Réparations pour l’esclavage : Londres rejette fermement la pétition de la Jamaïque
Le gouvernement britannique a opposé une fin de non-recevoir à la pétition déposée lundi 7 septembre par la Jamaïque auprès du roi Charles III. Une délégation jamaïcaine conduite par la ministre de la Culture Olivia Grange a officiellement remis un document demandant un avis consultatif sur la légalité de la traite transatlantique des esclaves.
C’est une première dans l’histoire du Commonwealth. La délégation jamaïcaine, conduite par la ministre de la Culture Olivia Grange, a déposé lundi une pétition devant le palais de Buckingham. Le document demande au roi Charles III, chef de l’État de la Jamaïque, de renvoyer trois questions juridiques devant la plus haute cour d’appel de l’île, siégeant à Londres : l’esclavage des Africains en Jamaïque était-il légal au regard du droit anglais ? A-t-il enfreint le droit international ? Et le Royaume-Uni a-t-il aujourd’hui l’obligation légale d’accorder réparation ? Un geste inédit, salué par le ministère jamaïcain de la Culture comme une avancée dans la campagne pour les réparations envers les ancêtres africains ayant souffert de l’esclavage.

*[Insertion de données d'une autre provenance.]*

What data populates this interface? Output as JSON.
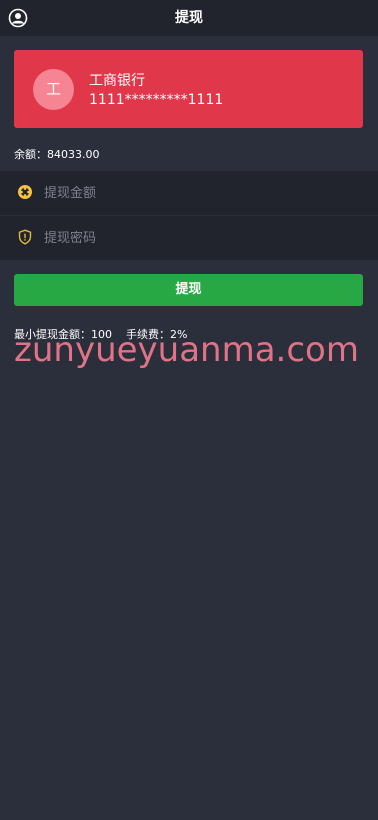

La réaction du gouvernement britannique ne s’est pas fait attendre. Interrogé en début d’après-midi, un porte-parole de Downing Street a été catégorique : « Le Royaume-Uni ne verse pas (de réparations) et n’en versera jamais ». Une déclaration ferme qui clôt toute perspective de compensation financière. Le porte-parole a néanmoins reconnu le caractère « odieux » de la traite transatlantique des esclaves, affirmant qu' « il est certes juste de reconnaître les torts du passé ». Il a toutefois souligné que le Royaume-Uni « continuera à se tourner vers l’avenir et à collaborer avec d’autres pays pour relever les défis communs ».
Le roi Charles III entre reconnaissance et prudence
De son côté, le palais de Buckingham avait indiqué dimanche que le roi Charles III avait « à maintes reprises exprimé son engagement personnel et sans réserve à favoriser une meilleure compréhension de la question de l’esclavage et à trouver des moyens de réparer les torts historiques au profit des communautés d’aujourd’hui ». Mais aucune promesse d’excuses officielles ni de réparations n’a été formulée. La famille royale britannique a été régulièrement interpellée par des anciennes colonies victimes de la traite négrière, mais elle s’est toujours abstenue de présenter des excuses formelles ou de s’engager sur le terrain financier.
L’Église anglicane, elle, a déjà fait un pas
Si l’État britannique se montre inflexible, l’Église anglicane d’Angleterre a quant à elle pris ses distances. En 2023, elle a présenté ses excuses pour ses liens passés avec l’esclavage et s’est engagée à créer un fonds pluriannuel de 100 millions de livres (environ 116 millions d’euros) pour investir dans des communautés affectées par l’héritage de l’esclavage. Un geste symbolique mais qui ne concerne pas l’État. Le refus de Londres ne surprend pas les militants jamaïcains, mais il relance le débat sur la responsabilité des anciennes puissances coloniales. Pour la Jamaïque et les pays des Caraïbes, la question des réparations reste ouverte, et cette pétition historique pourrait ouvrir une voie juridique inédite.